COST SAVINGS GUARDED
Neither Walmart nor Tyson Foods would disclose how much savings were being realized from using Doctor on Demand, although a case study found online showed one client with 13,000 employees who registered 12.5% of company users to the service realized $490,000 in annual medical claim costs while also saving 4,755 hours of work time.
Representatives from J.B. Hunt’s human resources department told Talk Business & Politics telehealth is also offered in its benefits package to employees. The company has been using MDLive, a competitor to Doctor on Demand, in states where permissible for the past few years. The company said it’s been available to its Arkansas-based employees only since legal changes were made in 2017 relaxing the requirements.
Representatives from both J.B. Hunt and Walmart were vocal about the need for further changes in Arkansas law as these national companies couldn’t provide telehealth benefits to their corporate employees prior to the 2017 change.

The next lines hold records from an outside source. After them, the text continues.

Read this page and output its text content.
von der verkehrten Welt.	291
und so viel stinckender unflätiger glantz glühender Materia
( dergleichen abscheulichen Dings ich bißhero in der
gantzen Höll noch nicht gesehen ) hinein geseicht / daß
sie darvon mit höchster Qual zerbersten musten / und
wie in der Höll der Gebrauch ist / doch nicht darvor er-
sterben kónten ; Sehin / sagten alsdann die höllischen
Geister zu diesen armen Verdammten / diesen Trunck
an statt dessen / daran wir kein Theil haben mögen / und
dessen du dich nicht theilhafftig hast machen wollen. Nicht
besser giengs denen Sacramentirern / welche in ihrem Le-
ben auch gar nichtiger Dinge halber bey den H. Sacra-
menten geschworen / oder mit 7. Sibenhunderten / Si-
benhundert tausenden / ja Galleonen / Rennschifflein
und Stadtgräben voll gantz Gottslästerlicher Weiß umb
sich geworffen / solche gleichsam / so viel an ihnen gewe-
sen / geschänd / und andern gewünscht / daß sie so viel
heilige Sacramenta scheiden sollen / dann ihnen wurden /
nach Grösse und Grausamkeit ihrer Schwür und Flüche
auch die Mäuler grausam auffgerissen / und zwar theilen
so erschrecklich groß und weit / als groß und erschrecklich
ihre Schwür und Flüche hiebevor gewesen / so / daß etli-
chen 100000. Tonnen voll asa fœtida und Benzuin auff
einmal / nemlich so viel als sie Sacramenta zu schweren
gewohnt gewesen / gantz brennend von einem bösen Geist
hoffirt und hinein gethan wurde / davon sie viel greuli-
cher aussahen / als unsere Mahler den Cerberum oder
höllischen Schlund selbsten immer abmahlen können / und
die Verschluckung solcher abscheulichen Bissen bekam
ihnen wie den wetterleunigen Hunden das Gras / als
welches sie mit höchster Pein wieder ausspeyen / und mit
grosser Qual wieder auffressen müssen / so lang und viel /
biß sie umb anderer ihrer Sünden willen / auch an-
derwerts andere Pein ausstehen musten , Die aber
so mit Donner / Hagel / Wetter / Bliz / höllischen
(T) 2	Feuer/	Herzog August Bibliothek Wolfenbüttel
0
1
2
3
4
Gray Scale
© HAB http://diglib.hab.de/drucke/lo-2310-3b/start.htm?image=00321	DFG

Arkansas was one of the last holdouts on telehealth access because state law previously said a patient must already have been seen by a doctor in a physical healthcare setting before they could be treated via electronic means. That requirement was partially lifted in 2016 and completely abandoned in 2017 amended legislation.
Healthcare advocates say the law changes do not make Arkansas a leader in expanded access to telemedicine, but it helps bring Arkansas into line with the rest of the U.S.